Dal suo blog sul Washington Post, Matt O’ Brien individua l’Italia come il paese che, date le sue dimensioni e la profonda crisi che attraversa, potrebbe far saltare l’eurozona e le sue regole, per noi così letali: gli italiani dovrebbero decidersi ad abbandonare la speranza di poter uscire dalla crisi restando all’interno dell’euro, e nessuno potrebbe biasimarli per questo.
di Matt O’Brien, 13 febbraio 2015
Nel lungo periodo, siamo tutti morti, ma che differenza fa se siete dentro l’eurozona? Potreste anche essere già morti. Infatti, sembra quasi impossibile, ma da quando è stato creato l’euro, 16 anni fa, l’Italia è cresciuta solo del 4 per cento, in totale. Peggio della Grecia.
Comunque, dall’Europa non arrivano solo brutte notizie. Nel quarto trimestre del 2014 non è solo la Germania ad essere cresciuta a un ritmo annuale più veloce del previsto, del 2,8 per cento, ma anche la Spagna (una ripresa così a caro prezzo che chiamarla ripresa è dir tanto, ci sentiamo di precisare, ndt) . Anche il Portogallo è cresciuto ad un ritmo del 2 per cento. Questo è bastato perché l’eurozona nel suo complesso crescesse ad un ritmo “almeno-non-è-una-recessione” dell’ 1.2 per cento. Ma questi barlumi di buone notizie sono appunto solo questo – dei barlumi. L’ultima prova di forza della Grecia sull’austerità ha preoccupato così tanto le sue banche e le sue imprese che la ripresa appena accennata si è trasformata in uno 0,8 per cento di contrazione. E se l’Italia non è andata in recessione, non è nemmeno cresciuta.
E non va affatto meglio se si guarda ad un periodo più lungo. Come si può vedere dal grafico, in 16 anni il Portogallo è cresciuto solo del 7,2 per cento, la Grecia poco più del 4 per cento, e l’Italia giusto del 4 per cento. Che cosa è andato storto? Be’, tutto. Hanno tutti problemi di offerta e di domanda. Per quanto riguarda il primo aspetto, ciò significa che è troppo difficile avviare un’impresa, troppo difficile farla crescere e troppo difficile licenziare i dipendenti (va detto però che gli effetti perversi delle riforme del lavoro sono noti, ndt). Questo rende le loro economie sclerotiche anche nei periodi di prosperità, e le condanna nei periodi di crisi. Ma queste fasi di crisi sono state peggiori di quello che avrebbero dovuto essere, perché la BCE non ha fatto il suo lavoro e non ha mantenuto l’inflazione vicino al 2 per cento. In realtà, ha addirittura peggiorato le cose aumentando i tassi per due volte nel 2011 per combattere un’inflazione immaginaria. Né è stato d’aiuto il fatto che questi paesi siano stati costretti a cercar di tagliare i deficit del bilancio pubblico tutti contemporaneamente. Il risultato è stato una doppia recessione che li ha ricacciati tutti indietro, al punto in cui erano quando è iniziato l’euro – e ha peggiorato anche i loro problemi di debito.

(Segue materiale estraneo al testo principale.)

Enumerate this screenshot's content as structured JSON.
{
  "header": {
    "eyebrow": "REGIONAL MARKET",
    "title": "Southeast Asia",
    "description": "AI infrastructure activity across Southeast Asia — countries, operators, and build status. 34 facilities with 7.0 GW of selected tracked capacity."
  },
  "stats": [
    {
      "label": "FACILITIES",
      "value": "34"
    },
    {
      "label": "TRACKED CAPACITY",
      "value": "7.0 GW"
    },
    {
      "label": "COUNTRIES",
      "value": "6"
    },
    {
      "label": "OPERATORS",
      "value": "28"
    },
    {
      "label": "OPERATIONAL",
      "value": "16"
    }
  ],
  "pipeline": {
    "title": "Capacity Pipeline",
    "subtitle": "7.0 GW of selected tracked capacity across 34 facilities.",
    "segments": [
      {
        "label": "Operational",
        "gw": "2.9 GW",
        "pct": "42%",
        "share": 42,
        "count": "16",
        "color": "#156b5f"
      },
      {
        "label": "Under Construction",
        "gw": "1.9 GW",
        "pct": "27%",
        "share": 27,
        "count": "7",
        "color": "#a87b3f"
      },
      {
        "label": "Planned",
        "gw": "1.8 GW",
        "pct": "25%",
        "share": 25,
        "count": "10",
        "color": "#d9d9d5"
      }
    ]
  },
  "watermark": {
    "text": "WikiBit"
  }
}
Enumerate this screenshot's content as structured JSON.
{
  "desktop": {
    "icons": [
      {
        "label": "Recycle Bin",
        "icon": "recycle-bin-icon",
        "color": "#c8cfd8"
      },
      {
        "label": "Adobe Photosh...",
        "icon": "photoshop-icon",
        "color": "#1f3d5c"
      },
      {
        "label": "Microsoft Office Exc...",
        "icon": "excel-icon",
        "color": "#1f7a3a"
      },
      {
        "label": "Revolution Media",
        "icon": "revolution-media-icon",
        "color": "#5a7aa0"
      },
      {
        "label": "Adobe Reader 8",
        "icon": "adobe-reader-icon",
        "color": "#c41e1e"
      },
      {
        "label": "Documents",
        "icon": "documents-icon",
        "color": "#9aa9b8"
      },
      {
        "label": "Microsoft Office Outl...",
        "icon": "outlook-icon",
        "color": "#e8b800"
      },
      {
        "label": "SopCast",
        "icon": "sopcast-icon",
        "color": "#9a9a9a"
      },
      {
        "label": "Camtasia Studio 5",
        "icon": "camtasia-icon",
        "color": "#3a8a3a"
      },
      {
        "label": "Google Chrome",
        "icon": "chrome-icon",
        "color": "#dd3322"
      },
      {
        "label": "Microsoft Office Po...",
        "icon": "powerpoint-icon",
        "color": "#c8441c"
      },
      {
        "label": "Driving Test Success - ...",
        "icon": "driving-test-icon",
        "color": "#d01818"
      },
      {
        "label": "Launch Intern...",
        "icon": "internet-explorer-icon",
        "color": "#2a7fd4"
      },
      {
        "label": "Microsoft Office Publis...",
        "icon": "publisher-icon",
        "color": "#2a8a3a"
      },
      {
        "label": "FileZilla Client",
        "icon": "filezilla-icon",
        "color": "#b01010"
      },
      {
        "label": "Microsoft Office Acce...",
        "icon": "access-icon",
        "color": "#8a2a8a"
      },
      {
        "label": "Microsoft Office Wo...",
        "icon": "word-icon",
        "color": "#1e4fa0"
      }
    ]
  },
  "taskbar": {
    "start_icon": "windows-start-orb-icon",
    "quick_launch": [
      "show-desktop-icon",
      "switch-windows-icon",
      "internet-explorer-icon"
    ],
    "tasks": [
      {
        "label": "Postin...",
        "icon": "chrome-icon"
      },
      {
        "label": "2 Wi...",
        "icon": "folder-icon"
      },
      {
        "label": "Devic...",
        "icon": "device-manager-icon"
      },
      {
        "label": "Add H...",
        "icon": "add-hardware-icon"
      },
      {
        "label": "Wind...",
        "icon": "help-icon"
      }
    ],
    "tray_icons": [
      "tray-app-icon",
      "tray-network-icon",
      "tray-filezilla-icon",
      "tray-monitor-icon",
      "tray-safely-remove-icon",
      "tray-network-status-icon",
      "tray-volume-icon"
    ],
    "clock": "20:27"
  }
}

Però il vero problema qui è l’Italia. Sia la Grecia che il Portogallo sono molto indebitati e sono entrati entrambi in un programma di “salvataggio”, ma almeno stanno iniziando la ripresa (per la Spagna si è già detto, per la Grecia si tenga presente che quando c’è fame anche le briciole sembrano un lauto pasto, ndt) e sono abbastanza piccoli perché l’Europa possa extend-and-pretend, allungando le scadenze e facendo finta che un giorno che non arriverà mai il debito sarà ripagato. Ma l’Italia non è affatto in ripresa, e il suo debito è troppo grande per essere ignorato. Quindi, come minimo, avrebbe proprio bisogno di cominciare a crescere più dello 0,25 per cento l’anno. La questione è se il popolo italiano rinuncerà alla speranza che questo possa accadere all’interno dell’euro.
In questo caso, chi potrebbe biasimarli?